International Technological University
- Motto: Global Development Through Silicon Valley Education
- Type: Unaccredited private university
- Established: 1994
- President: Yau Gene Chan
- Administrative staff: 167
- Location: Santa Clara, California, United States 37°23′20″N 121°55′51″W﻿ / ﻿37.388767°N 121.930889°W
- Campus: Urban campus;
- Nickname: ITU
- Website: www.itu.edu

= International Technological University =

Private university in San Jose, California

International Technological University (ITU) is an unaccredited private university in Santa Clara, California, United States. It was founded in 1994 by Professor Shu-Park Chan, previously a professor and interim dean of the School of Engineering at Santa Clara University. The university was accredited by the WASC Senior College and University Commission until June 2025.

==History==
International Technological University (ITU) was founded in 1994 by Professor Shu-Park Chan, previously a professor and interim dean of the School of Engineering at Santa Clara University. Chan retired early from Santa Clara in 1992 to found ITU two years later. In 2011, upon Shu-Park Chan’s retirement, the Board of Trustees elected his son Yau-Gene Chan, previously Executive Vice-President, to the ITU presidency. Following the WASC special investigation into Third Party Comments in February 2015, the Board of Trustees removed Chan and appointed Dr. Gregory O'Brien as the new President of ITU. In October 2019, the Board of Trustees reinstalled the previously removed Chan to be the president and Chan immediately furloughed all staff citing financial difficulties.

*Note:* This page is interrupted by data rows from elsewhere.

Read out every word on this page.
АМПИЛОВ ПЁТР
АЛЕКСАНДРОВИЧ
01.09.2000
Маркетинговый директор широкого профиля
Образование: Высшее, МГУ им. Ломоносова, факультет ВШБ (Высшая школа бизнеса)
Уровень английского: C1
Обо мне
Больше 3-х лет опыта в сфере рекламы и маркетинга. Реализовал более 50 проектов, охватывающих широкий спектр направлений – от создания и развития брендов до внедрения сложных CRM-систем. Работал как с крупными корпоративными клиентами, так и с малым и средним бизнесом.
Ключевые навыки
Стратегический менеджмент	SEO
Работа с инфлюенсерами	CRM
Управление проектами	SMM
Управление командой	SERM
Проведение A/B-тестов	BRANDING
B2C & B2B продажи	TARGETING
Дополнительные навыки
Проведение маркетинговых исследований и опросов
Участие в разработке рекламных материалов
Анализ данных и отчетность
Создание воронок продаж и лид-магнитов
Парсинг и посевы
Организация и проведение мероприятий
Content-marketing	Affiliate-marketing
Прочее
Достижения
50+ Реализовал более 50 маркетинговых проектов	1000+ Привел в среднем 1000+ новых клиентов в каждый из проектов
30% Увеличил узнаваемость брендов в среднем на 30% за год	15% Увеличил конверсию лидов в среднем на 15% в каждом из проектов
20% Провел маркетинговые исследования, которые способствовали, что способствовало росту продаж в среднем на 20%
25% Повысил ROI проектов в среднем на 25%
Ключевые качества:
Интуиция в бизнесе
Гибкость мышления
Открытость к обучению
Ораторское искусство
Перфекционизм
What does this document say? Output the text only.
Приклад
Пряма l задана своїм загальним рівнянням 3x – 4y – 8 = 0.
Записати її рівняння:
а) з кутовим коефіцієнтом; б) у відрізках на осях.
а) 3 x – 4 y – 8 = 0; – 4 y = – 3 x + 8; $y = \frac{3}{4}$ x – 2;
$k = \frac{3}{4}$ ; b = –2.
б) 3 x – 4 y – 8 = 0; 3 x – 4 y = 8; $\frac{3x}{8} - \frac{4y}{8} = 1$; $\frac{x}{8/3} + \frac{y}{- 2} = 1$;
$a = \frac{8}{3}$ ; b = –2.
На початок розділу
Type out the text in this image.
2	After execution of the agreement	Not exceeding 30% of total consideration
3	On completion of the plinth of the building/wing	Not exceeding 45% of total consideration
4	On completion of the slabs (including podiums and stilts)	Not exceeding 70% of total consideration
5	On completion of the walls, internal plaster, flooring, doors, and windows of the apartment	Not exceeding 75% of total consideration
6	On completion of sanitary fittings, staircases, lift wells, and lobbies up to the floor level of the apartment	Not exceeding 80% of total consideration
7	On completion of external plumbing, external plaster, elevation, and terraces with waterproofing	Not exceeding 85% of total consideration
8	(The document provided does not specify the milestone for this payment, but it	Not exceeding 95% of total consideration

ITU moved to its current campus in Downtown San Jose in April 2011, from its original location in Sunnyvale. In 2014, it was announced that ITU would move to a new 76,568 square foot facility on 2711 North First Street, San Jose. ITU completed the move to its current campus on March 25, 2015.

==Accreditation==
ITU was accredited by ACICS from July 1, 2001 to December 31, 2004, according to the US Department of Education Database of Accredited Postsecondary Institutions and Programs. ITU was institutionally accredited by the WASC Senior College and University Commission (WSCUC) as of February 22, 2013. On October 17, 2019, WSCUC placed ITU on "Show Cause" status due to lack of compliance with the five issues of leadership structure, staff intimidation, insufficient staff and faculty as a result of the furlough of all staffers, non-viable financial sustainability, and the questionable independence of the trustees. On June 17, 2022, WSCUC withdrew the accreditation of the school, however, the school has filed for an appeal. ITU remained accredited until a decision to the appeal was made. WSCUC officially withdrew ITU's accreditation effectively on June 27, 2025.

The university's MBA program in business analytics is accredited by the Accreditation Council for Business Schools and Programs (ACBSP). It has been ACBSP-accredited since 2017.

== Academics ==
ITU offers several master's degree programs, three doctoral programs, four certificate programs, in six academic departments:

=== North San Jose Campus ===
In 2014, it was announced that ITU would move from its Downtown San Jose location to a new facility, on 2711 North First Street. The new facility is approximately three times the size of ITU's previous location. The campus has a 300-seat lecture hall, gym, yoga studio, research labs, as well as additional classrooms and faculty offices.

=== Laboratories ===
The university operates laboratories in the following areas: IoT/Embedded Systems, Artificial Intelligence/Robotics, Green Energy, and Bioelectronics staffed by faculty and graduate students of the Department of Electrical Engineering (EE). The SAP Laboratory operated by the Department of Business Administration, serves as an SAP training center for the region. ITU is a member of the SAP University Alliance Program. The University also operates a joint laboratory with Peking University’s School of Software and Microelectronics through its Artificial Intelligence/Robotics Laboratory.

== Enrollment practices ==
The Chronicle of Higher Education reported that after its near-bankruptcy in 2006, ITU began to promise international students the opportunity to work full-time jobs immediately upon arrival. It became popular in online Indian student forums as a good place to extend a student visa or get a job. In March 2011, enrollment increased to 1500 students, 94% of which were Indian. ITU has been criticized for attracting unknowing international students when its accreditation and credit transfer policy are questionable. The Chronicle noted that ITU's provost at that time, Gerald A. Cory, was paid $445,832 in 2009, an unusually high salary.

On January 8, 2021, ITU entered into a settlement agreement with the United States to pay $1,170,000 under the qui tam provisions of the False Claims Act, in order to settle allegations related to student visa fraud.